На следующий день я не смог принудить себя заговорить с ней о случившемся, мы просто поболтали о том, о сем — дружелюбно и даже шутливо, чем я и удовлетворился. Карен по-прежнему казалась мне привлекательной, но теперь я постоянно напоминал себе, что человек она не из самых простых. И еще — что всего лишь встречаться с ней взглядом — этого мало. Подобно персонажу из книг Льюиса Кэрролла об Алисе, она вовсе не была расположена вести себя так, как ожидаю я, а значит, мне оставалось только строить догадки на ее счет. И все же, чтобы очаровать меня, ей довольно было всего лишь показать в улыбке удивительные зубы или пожать плечами, привлекая мое внимание к их полным изящества очертаниям.

Сколь ни приятными представлялись мне наши беседы, спорить с Карен я не решался.

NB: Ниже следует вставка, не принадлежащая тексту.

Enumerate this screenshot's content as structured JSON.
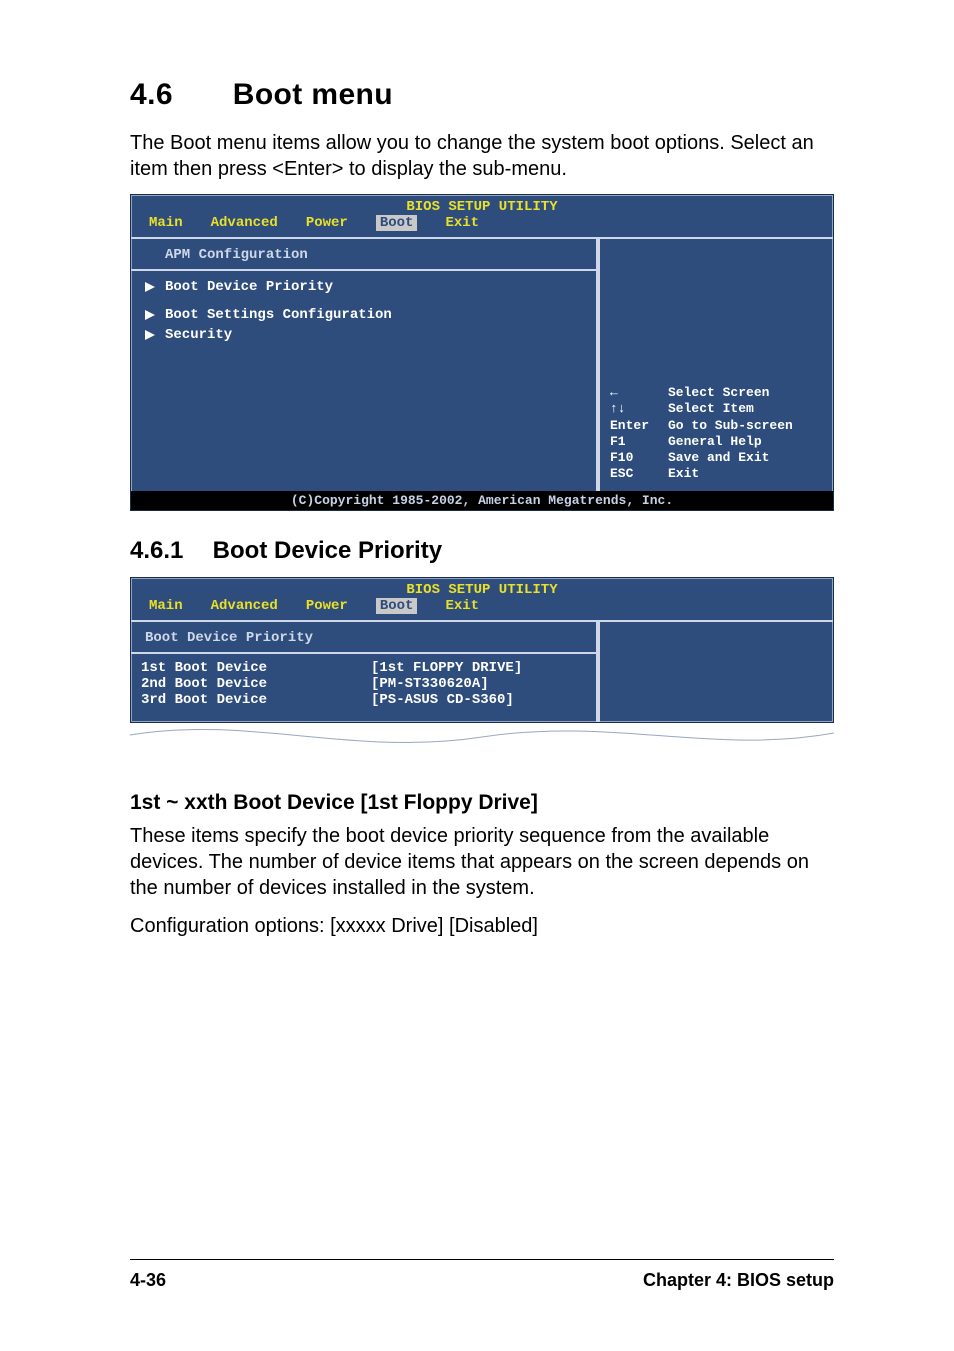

Все ее доводы выглядели либо неодолимо логичными, либо прочувствованными так основательно, что оспаривать их было попросту опасно, — некоторые же обладали двумя этими качествами сразу. Собственно, я уже начинал понимать, что, по-видимому, не раз обижал Карен, ибо она имела обыкновение просто уходить от меня, когда разговор заходил дальше, чем ей того хотелось. При этом все, что я успевал добавить ей вслед, игнорировалось, словно и не услышанное.

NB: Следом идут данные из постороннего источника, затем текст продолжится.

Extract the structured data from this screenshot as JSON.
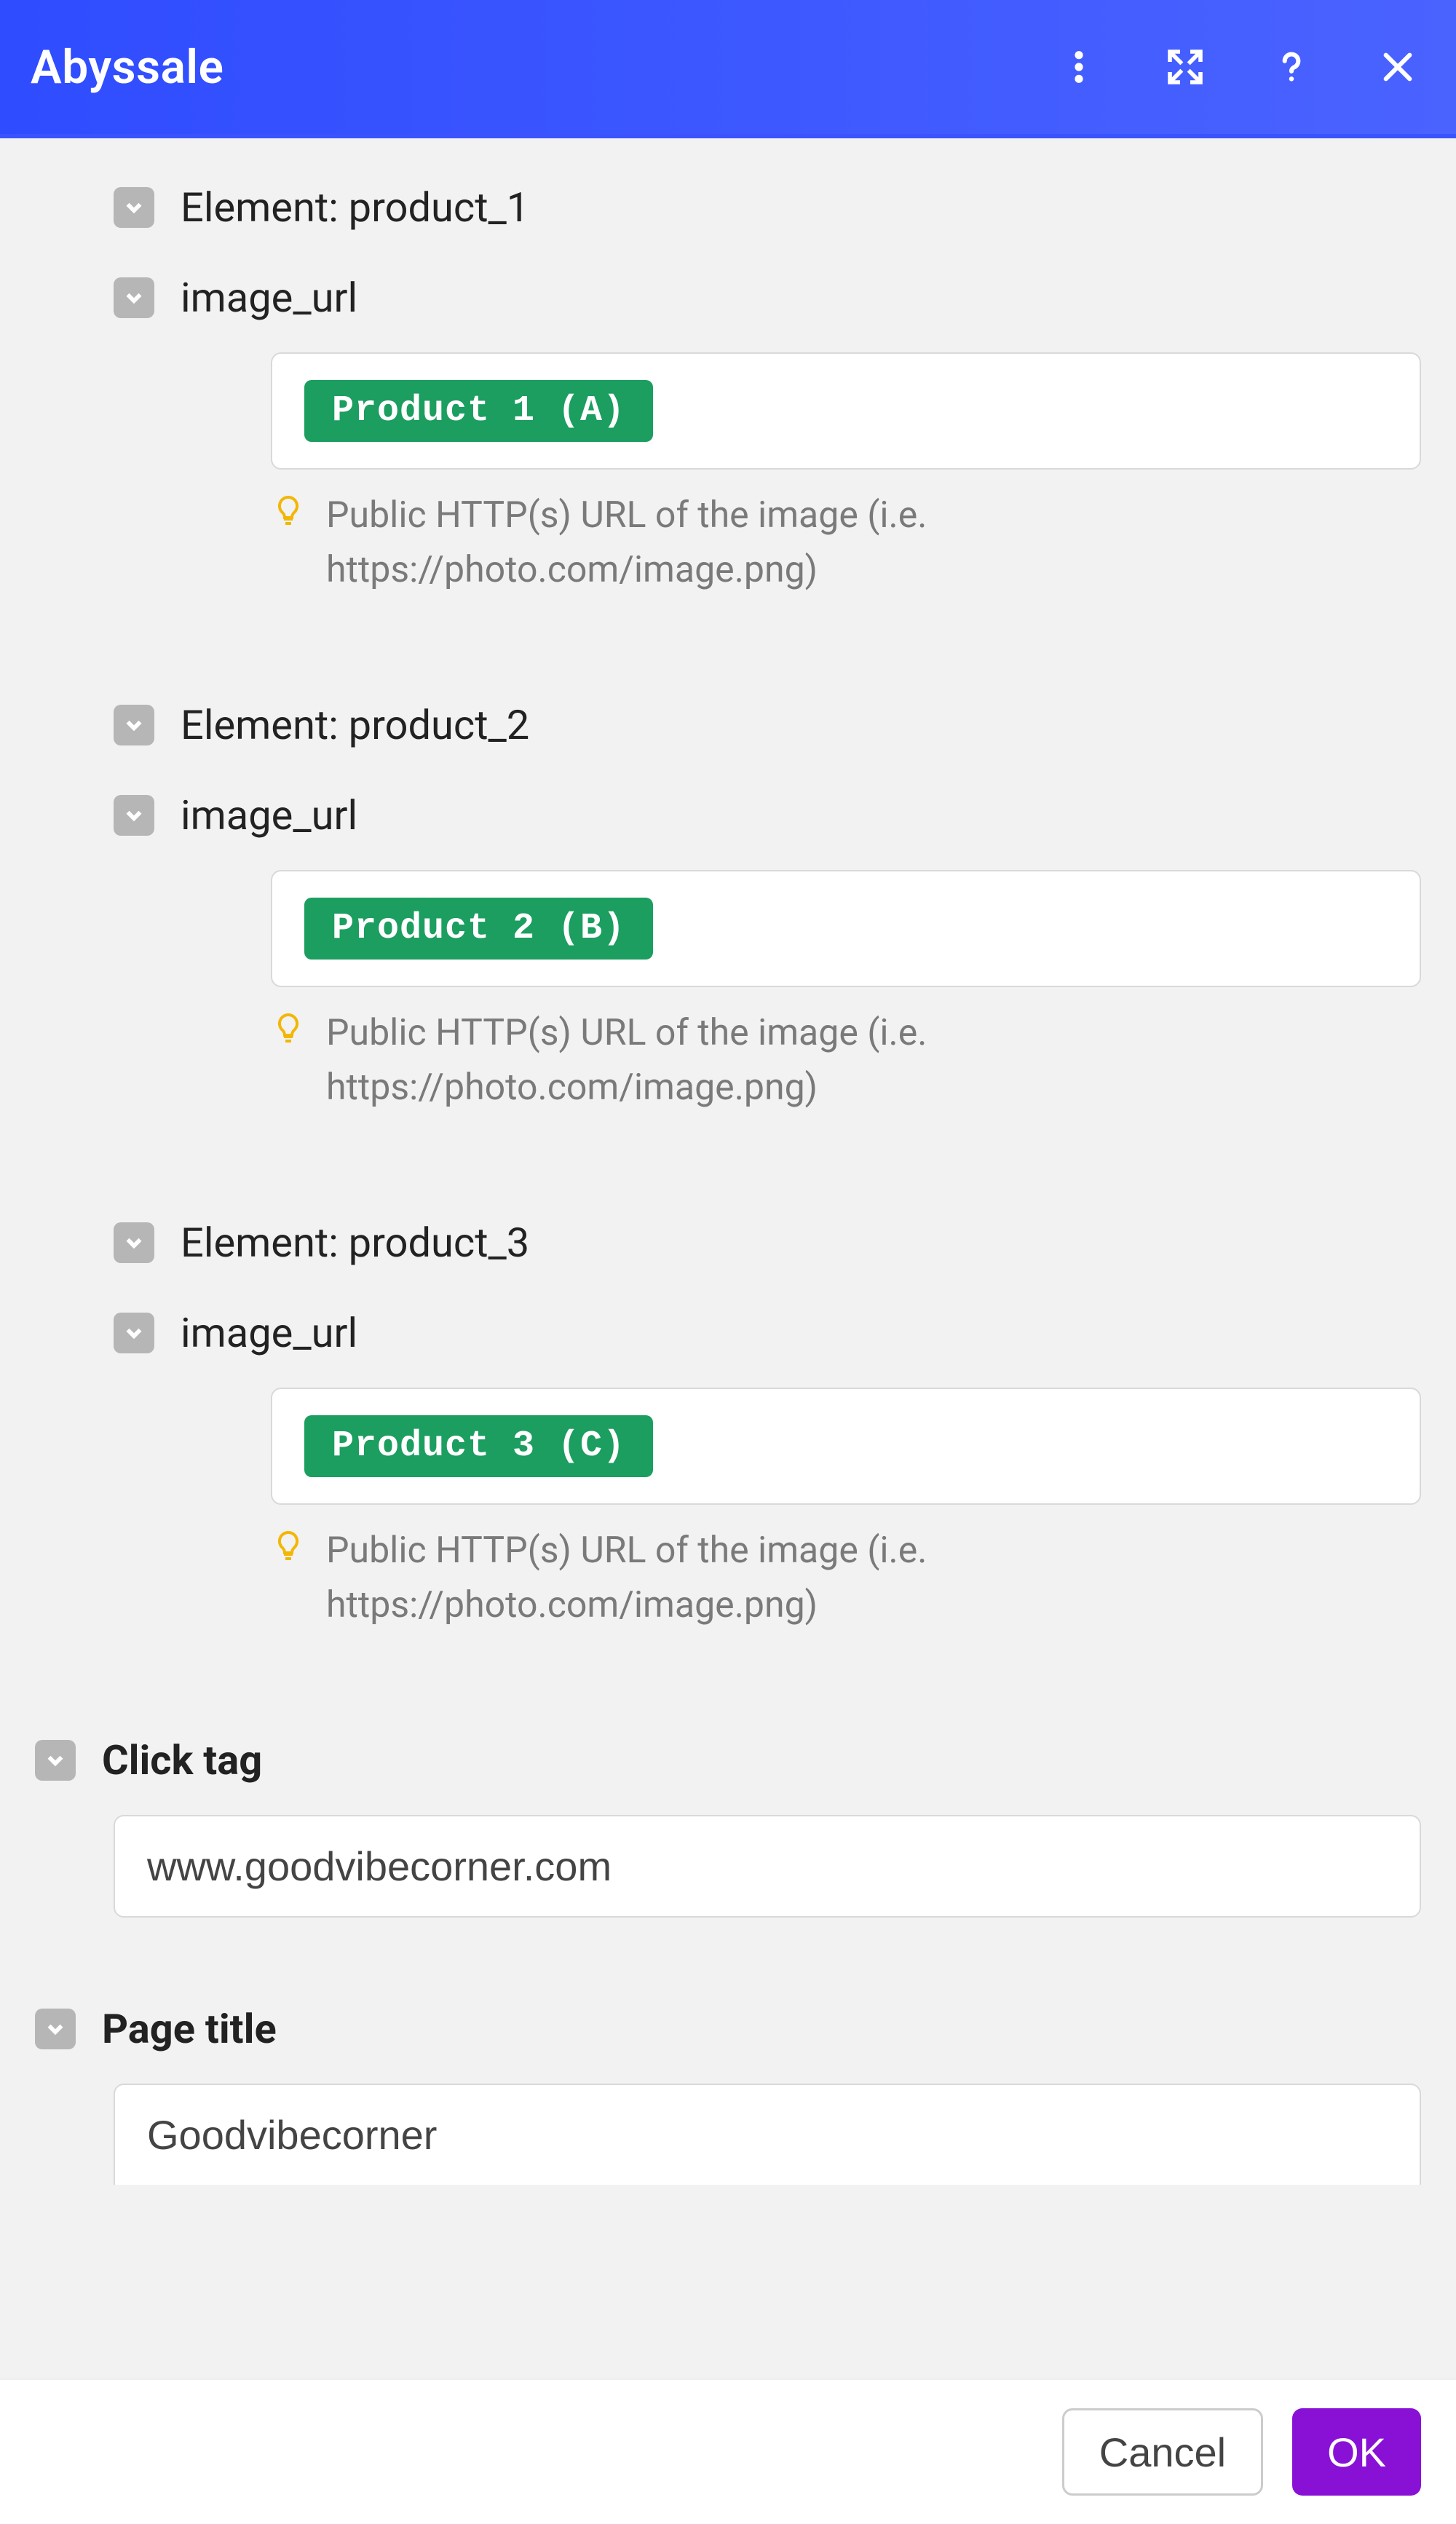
{
  "header": {
    "title": "Abyssale"
  },
  "elements": [
    {
      "label": "Element: product_1",
      "param": "image_url",
      "pill": "Product 1 (A)",
      "hint": "Public HTTP(s) URL of the image (i.e. https://photo.com/image.png)"
    },
    {
      "label": "Element: product_2",
      "param": "image_url",
      "pill": "Product 2 (B)",
      "hint": "Public HTTP(s) URL of the image (i.e. https://photo.com/image.png)"
    },
    {
      "label": "Element: product_3",
      "param": "image_url",
      "pill": "Product 3 (C)",
      "hint": "Public HTTP(s) URL of the image (i.e. https://photo.com/image.png)"
    }
  ],
  "click_tag": {
    "label": "Click tag",
    "value": "www.goodvibecorner.com"
  },
  "page_title": {
    "label": "Page title",
    "value": "Goodvibecorner"
  },
  "footer": {
    "cancel": "Cancel",
    "ok": "OK"
  }
}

А в каких-то иных отношениях с ней было необычайно легко, и вела она себя очень покладисто. Если я сообщал ей, что хочу сегодня заглянуть в китайский ресторанчик, она, отложив то, чем занималась в эту минуту, отвечала: «Годится». Если на полпути к ресторанчику я передумывал и говорил, что лучше, пожалуй, зайти в итальянский, Карен пожимала плечами и произносила: «Я не против». А если итальянский ресторанчик оказывался закрытым и времени, которое у нас оставалось, хватало только на то, чтобы проглотить в закусочной по застарелому пончику, Карен, усмехнувшись, говорила: «Ну и ладно». Производя впечатление человека, который относится ко всему и вся с цинизмом, она, похоже, не испытывала ни малейшей потребности кого-то в чем-то винить. Даже книжным магазином «Туннеля любви» она управляла с терпимостью владельца свиноводческой фермы, который терпеть не может свиней. Покупатели, сбитые с толку сотнями выставленных в витрине журналов, запечатанных в целлофан, из-за чего заглянуть в них никакой возможности не было, спрашивали у нее, почему один стоит 11,95 доллара, а другой 24,95. «Качество цвета», — отвечала Карен, или: «У тех лучше бумага». Принимая же деньги, она неизменно говорила: «Спасибо» или даже: «Приятного вам дня».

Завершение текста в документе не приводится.